Page 12 - Seeking answers? Join the AnandTech community: where nearly half-a-million members share solutions and discuss the latest tech.


Elite Member
Dec 10, 2016
As far as I recall, N-Body's default mode of operation is to run a single task at once, and configure this task to spawn as many program threads as there are hardware threads. And that's indeed what the application is reporting in stderr.txt on your computer: It ran with 12 program threads. Example task:
Using OpenMP 12 max threads on a system with 12 processors

Furthermore, OpenMP is AFAIK a programming interface which is normally used to simply tell the compiler to try and parallelize program sections automatically. That is, an application programmer who uses OpenMP usually(?) relies on the compiler to sort out all the details of thread creation, of thread synchronization, and importantly, of distributing the work onto all of the threads.

Note that it says "12 max threads" in your stderr. This means that the application will make an attempt to do its work in 12 threads, but it may have sections in which it cannot use all of them. In fact, there will definitely be single-threaded portions too. Its been a long time since I ran N-Body myself, and I don't recall how much of the total run-time is spent in such single-threaded portions — hopefully not much.

But even the parts of the workload which the compiler is able to parallelize well, might not scale easily to a given thread count:
– The higher the thread count, the more time and energy is spent for synchronization overhead.
– The workload may not be easily divisible into any arbitrary thread count. Many parallel computation problems are fitting best into thread counts which are a multiple of small factors — factor 2 often being the best. Your thread count of 12 is 2*2*3 which may, or may not, be easy to deal with for N-Body in particular; I don't know.
– If all threads are doing the very same kind of work, e.g. vector arithmetic, Intel HyperThreading or AMD SMT won't improve throughput much, or even be detrimental due to the aforementioned overhead.

I found this app_config.xml on one of the computers which I currently have switched on:
        <cmdline>--nthreads 4</cmdline>
This is on a 22-core/ 44-thread Xeon E5-2696 v4. It configures the application to use 4 threads per task, instead of the whatever many threads it would automatically choose on this CPU. I don't remember how many of such 4-threaded tasks I allowed BOINC to run simultaneously at that time.

You could experiment with 6 threads per task, as well as with 4 threads per task, and see if you get better utilization.¹ After you created (or modified) the projects/milkyway.cs.rpi.edu_milkyway/app_config.xml file, the easiest way to apply the customized settings is to restart the BOINC client.

¹) Better utilization does not automatically mean better throughput.
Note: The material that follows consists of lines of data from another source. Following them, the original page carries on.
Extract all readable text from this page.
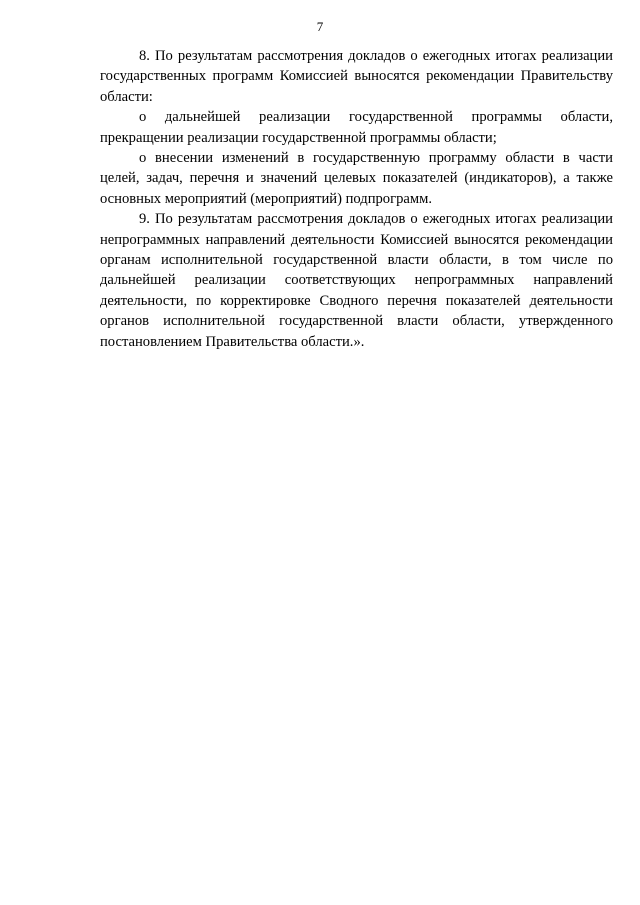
7

8. По результатам рассмотрения докладов о ежегодных итогах реализации государственных программ Комиссией выносятся рекомендации Правительству области:

о дальнейшей реализации государственной программы области, прекращении реализации государственной программы области;

о внесении изменений в государственную программу области в части целей, задач, перечня и значений целевых показателей (индикаторов), а также основных мероприятий (мероприятий) подпрограмм.

9. По результатам рассмотрения докладов о ежегодных итогах реализации непрограммных направлений деятельности Комиссией выносятся рекомендации органам исполнительной государственной власти области, в том числе по дальнейшей реализации соответствующих непрограммных направлений деятельности, по корректировке Сводного перечня показателей деятельности органов исполнительной государственной власти области, утвержденного постановлением Правительства области.».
Finding the throughput sweetspot will require either more time-consuming testing with many tasks, including the recording of the credits for their results, or a benchmarking setup with a fixed workunit (like I built for PrimeGrid LLR, LLR2, and Genefer, and would be good to have for more applications…).
Last edited:


Elite Member
Nov 4, 1999
I see, I wondered if something like that was going on, interesting.
Not sure if I'm going to run it for long atm, so I'll hold fire on the config modding, but thanks for the idea :)


Senior member
Feb 11, 2008
MW's Seperation project ended this month, so only the CPU project is running now.

Anyone fancy posting benchmarks for that? (I'll post some too at some point).
@Endgame124 did you ever post benchmarks for the 5950 you had a couple of years ago? As per this post. (I can't see any).
If I did record benchmarks, I didn’t post them and have long since lost them. Maybe I should look into it again


Elite Member
Nov 4, 1999
That would be a shame if you have lost them.

Well my Ryzen 3600 has been crunching MW for a good few days now, I was hoping to be able to post a fairly narrow ranged time vs credit given for certain WUs, but the times are all over the place and don't tally well with the credit given.
Although for the 40-90 ish credit tasks I was getting times of about 2800-3400s, for the 322-463 credit ones I was getting 32,000-39,000s (but one 437 credit one took ~25.5k s, whilst most near that credit were taking about 36k s).